Lockheimer clarifies that Android more broadly will remain free and open source — these changes only affect the Google services that are traditionally bundled with the OS. And companies can choose to ship a device without Google’s apps and services if they don’t want to pay, as Amazon has long done and as already happens in China, where Google doesn’t operate.
But the Play Store is likely to keep phone and tablet makers attached to Google, since it’s where users can access the vast majority of Android apps. And since there is no way to get the Play Store and Google’s apps in Europe without paying the license fee anymore, it’s likely that cost will be passed on to consumers in the form of higher device prices.
That said, Google is appealing the European Commission’s ruling. Ultimately, it doesn’t want to have to split up Android, Chrome, and search. But for the time being, it has to comply with the commission’s decision, and it’s going to put these changes into place starting October 29th.

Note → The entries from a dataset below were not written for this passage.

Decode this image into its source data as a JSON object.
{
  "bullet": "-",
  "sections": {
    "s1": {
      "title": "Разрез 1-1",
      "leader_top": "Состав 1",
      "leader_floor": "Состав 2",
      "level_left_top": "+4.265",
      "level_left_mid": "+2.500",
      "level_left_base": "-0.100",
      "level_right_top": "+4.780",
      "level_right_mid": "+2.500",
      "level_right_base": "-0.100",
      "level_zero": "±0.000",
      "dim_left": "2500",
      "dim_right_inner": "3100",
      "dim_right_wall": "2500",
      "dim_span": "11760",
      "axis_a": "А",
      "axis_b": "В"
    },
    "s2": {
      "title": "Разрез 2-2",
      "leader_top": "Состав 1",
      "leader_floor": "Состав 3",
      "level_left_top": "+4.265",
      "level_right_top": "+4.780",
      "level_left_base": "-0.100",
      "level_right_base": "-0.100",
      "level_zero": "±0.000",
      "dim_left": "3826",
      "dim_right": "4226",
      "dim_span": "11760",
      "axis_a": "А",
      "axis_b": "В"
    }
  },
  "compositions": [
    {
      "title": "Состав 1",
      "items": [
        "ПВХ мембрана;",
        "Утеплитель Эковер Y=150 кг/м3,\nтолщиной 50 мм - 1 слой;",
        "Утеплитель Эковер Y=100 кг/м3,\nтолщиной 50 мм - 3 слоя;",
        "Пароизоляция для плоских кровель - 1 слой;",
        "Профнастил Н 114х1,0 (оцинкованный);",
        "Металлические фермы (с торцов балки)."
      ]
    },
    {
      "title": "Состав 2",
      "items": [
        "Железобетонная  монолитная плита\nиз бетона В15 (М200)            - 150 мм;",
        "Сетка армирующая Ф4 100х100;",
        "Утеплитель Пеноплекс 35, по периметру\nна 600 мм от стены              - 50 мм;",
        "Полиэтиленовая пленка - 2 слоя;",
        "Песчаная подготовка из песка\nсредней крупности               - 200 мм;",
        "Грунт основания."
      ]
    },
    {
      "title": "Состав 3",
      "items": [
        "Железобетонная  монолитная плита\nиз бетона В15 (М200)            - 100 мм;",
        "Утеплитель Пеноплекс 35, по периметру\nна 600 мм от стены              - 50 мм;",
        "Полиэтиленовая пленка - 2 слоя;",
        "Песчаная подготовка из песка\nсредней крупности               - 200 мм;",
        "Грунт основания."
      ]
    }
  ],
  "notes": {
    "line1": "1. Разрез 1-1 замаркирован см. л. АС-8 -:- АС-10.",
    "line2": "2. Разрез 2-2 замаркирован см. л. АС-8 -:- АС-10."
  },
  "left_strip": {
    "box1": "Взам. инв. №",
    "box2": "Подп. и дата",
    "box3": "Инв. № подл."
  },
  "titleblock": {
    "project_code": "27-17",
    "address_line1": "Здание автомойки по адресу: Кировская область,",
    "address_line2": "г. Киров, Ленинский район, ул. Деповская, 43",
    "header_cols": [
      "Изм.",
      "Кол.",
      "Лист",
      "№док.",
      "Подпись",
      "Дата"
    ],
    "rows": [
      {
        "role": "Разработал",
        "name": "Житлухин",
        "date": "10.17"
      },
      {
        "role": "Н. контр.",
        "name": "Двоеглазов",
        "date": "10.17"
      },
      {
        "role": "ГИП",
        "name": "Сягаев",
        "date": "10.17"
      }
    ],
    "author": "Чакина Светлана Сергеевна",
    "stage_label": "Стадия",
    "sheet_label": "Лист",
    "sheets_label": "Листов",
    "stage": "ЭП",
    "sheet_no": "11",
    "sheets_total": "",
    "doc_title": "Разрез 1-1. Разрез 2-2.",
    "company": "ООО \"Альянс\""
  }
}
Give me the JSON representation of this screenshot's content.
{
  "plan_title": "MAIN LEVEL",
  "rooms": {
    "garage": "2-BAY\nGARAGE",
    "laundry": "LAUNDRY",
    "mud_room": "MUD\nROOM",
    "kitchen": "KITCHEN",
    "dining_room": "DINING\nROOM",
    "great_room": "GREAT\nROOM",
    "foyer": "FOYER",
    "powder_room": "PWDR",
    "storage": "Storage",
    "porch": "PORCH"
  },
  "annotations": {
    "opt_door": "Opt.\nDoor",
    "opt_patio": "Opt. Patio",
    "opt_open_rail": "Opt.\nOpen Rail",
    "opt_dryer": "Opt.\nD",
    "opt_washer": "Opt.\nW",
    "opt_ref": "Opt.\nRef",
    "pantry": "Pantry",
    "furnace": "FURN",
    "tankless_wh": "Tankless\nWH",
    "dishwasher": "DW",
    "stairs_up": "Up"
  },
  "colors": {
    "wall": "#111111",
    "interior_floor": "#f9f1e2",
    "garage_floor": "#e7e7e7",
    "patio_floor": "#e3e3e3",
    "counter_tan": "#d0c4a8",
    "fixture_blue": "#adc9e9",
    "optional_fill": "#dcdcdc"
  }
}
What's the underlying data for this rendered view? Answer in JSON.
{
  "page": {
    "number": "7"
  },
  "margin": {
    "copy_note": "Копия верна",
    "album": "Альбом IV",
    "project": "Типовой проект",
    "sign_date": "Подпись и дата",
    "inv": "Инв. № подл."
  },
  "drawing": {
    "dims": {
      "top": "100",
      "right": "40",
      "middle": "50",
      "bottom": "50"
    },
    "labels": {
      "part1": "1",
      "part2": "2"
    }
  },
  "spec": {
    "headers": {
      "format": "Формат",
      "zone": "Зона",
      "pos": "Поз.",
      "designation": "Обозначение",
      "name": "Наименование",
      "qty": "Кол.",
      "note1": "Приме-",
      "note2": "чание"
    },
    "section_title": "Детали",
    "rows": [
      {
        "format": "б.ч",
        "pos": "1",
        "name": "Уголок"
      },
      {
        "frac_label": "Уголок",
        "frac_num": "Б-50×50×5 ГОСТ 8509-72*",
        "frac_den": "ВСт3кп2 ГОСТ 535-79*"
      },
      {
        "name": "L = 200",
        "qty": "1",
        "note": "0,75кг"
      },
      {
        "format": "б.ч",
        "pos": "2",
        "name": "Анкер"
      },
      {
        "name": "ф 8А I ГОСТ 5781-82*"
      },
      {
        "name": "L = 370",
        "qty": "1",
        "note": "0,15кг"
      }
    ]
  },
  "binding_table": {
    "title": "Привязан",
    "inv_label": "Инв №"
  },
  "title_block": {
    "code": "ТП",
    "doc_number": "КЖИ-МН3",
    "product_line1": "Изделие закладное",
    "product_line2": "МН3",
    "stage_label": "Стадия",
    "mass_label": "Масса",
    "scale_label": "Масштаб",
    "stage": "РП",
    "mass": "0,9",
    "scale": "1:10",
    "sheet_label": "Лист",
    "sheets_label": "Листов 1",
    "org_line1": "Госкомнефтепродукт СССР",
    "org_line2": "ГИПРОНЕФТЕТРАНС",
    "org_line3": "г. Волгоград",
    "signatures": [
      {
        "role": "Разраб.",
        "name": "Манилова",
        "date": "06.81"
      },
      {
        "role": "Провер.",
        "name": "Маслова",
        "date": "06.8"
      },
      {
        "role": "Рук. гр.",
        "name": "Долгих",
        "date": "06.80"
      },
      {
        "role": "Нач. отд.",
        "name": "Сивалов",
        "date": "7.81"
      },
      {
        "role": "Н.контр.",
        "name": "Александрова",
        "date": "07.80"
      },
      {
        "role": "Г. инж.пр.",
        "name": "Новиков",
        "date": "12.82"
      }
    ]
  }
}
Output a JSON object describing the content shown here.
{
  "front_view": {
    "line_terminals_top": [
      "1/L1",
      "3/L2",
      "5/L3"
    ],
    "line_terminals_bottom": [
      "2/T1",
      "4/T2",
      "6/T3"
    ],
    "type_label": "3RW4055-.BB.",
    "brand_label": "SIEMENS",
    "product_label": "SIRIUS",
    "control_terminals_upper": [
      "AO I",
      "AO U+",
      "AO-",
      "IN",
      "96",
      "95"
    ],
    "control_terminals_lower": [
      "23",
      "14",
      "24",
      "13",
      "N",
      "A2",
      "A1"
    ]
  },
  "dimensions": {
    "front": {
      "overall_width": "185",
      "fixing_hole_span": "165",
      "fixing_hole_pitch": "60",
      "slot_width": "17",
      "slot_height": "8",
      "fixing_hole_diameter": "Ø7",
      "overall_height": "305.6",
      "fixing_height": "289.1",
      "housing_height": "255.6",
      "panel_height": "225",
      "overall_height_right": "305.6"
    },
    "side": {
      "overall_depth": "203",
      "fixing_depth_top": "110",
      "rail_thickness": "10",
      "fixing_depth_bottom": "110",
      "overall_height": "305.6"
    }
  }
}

A spokesperson for the European Commission said that Google isn’t required to charge for its apps or the Play Store, and that it’s Google’s responsibility to change its policies in a way that complies with the ruling. “The Commission will closely monitor Google’s compliance to ensure that the remedy is effective and respects the decision,” the spokesperson said. They added that the decision is meant to allow other browsers and search engines to “compete on the merits with Google for pre-installation on Android devices.”
Update, 2:05PM ET: Clarified Google’s licensing terms for the Play Store and apps.